Noh is a form of masque which has been performed since the Middle Ages. While Kabuki may be more well-known abroad, the Noh art form has a longer history and arguably, greater traditions. It flourished in the Heian period, becoming popular among the nobility. The Noh stage has a backdrop painted with pine trees and is performed wearing Noh masks. It was designated as an important intangible cultural asset of Japan in 1957. There are many Nogaku (Noh) schools, such as the Kanze style and Hosho style. It is said that there are 2000 to 3000 original performances of the time which continue to exist today.
Bunraku, also called Ningyo-joruri (puppet joruri), is a form of puppet theatre that represents Japan. The feature that sets it apart from other forms of puppet theatre is that each puppet is worked by three people. There is the chief puppeteer who works the head and right hand, the left puppeteer for the left hand, and the foot puppeteer who works both feet. Along with the puppeteers are the joruri (a form of traditional Japanese music) and the shamisen (three-stringed Japanese musical instrument) which together create a composite art. One of the favored playwrights of bunraku was Chikamatsu Monzaemon, and several of his bunraku plays were so popular that they were also performed as kabuki afterwards.

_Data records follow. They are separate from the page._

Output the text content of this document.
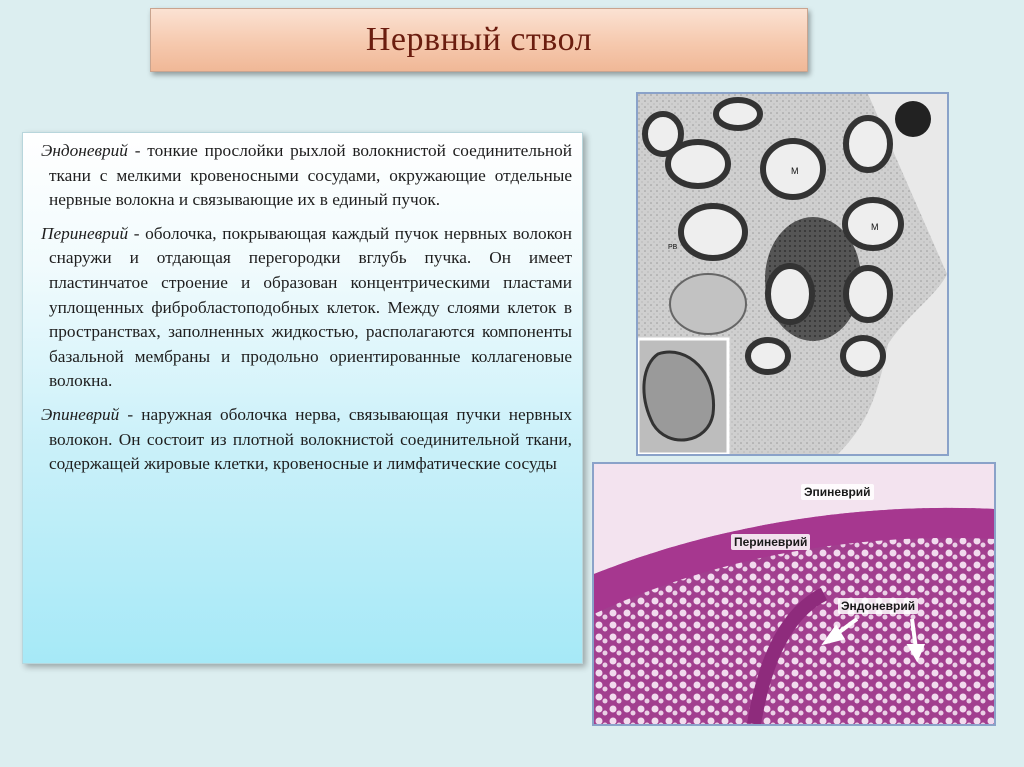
Нервный ствол

Эндоневрий - тонкие прослойки рыхлой волокнистой соединительной ткани с мелкими кровеносными сосудами, окружающие отдельные нервные волокна и связывающие их в единый пучок.

Периневрий - оболочка, покрывающая каждый пучок нервных волокон снаружи и отдающая перегородки вглубь пучка. Он имеет пластинчатое строение и образован концентрическими пластами уплощенных фибробластоподобных клеток. Между слоями клеток в пространствах, заполненных жидкостью, располагаются компоненты базальной мембраны и продольно ориентированные коллагеновые волокна.

Эпиневрий - наружная оболочка нерва, связывающая пучки нервных волокон. Он состоит из плотной волокнистой соединительной ткани, содержащей жировые клетки, кровеносные и лимфатические сосуды

M
M
PB
Эпиневрий
Периневрий
Эндоневрий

Japanese calligraphy, called shodo, is a traditional art performance which forces on the artistic aspect of characters to master the beauty of handwriting. Characters are written by soaking a brush made of animal fur with liquid ink which is called bokuju. It is written with great attention to every little detail of each character, including stroke order, the shape and thickness of each line, using intense concentration while expressing emotion and personality. The dynamically, yet delicately, represented characters are indeed a work of art.
Sado is the ritual of preparing and serving tea. It originates from the time that the culture of drinking tea was first brought over from China, after which, it uniquely evolved to the current form in Japan. It flourished in the Sengoku (Warring States) period as a popular pastime among bushi (a master of martial arts). At a chakai (tea gathering) where people drink tea, much effort is put into selecting and arranging the tea bowls, confections, flower arrangements, and hanging scrolls in the room to enjoy the current season.
Kodo (traditional incense ceremony)
A traditional art performance of appreciating the scent of burning incense. Kodo is said to have started about 500 years ago, but the act of burning fragrant wood to enjoy the smell is said to go all the way back to more than 1,500 years ago.
Kado (Japanese art of flower arrangement)
The art of cutting and arranging seasonal flowers, leaves and branches to admire their beauty. Contrary to flower arrangements which produce a voluminous work of plentiful flowers, in kado it is preferable to make spaces and express the season with few flowers.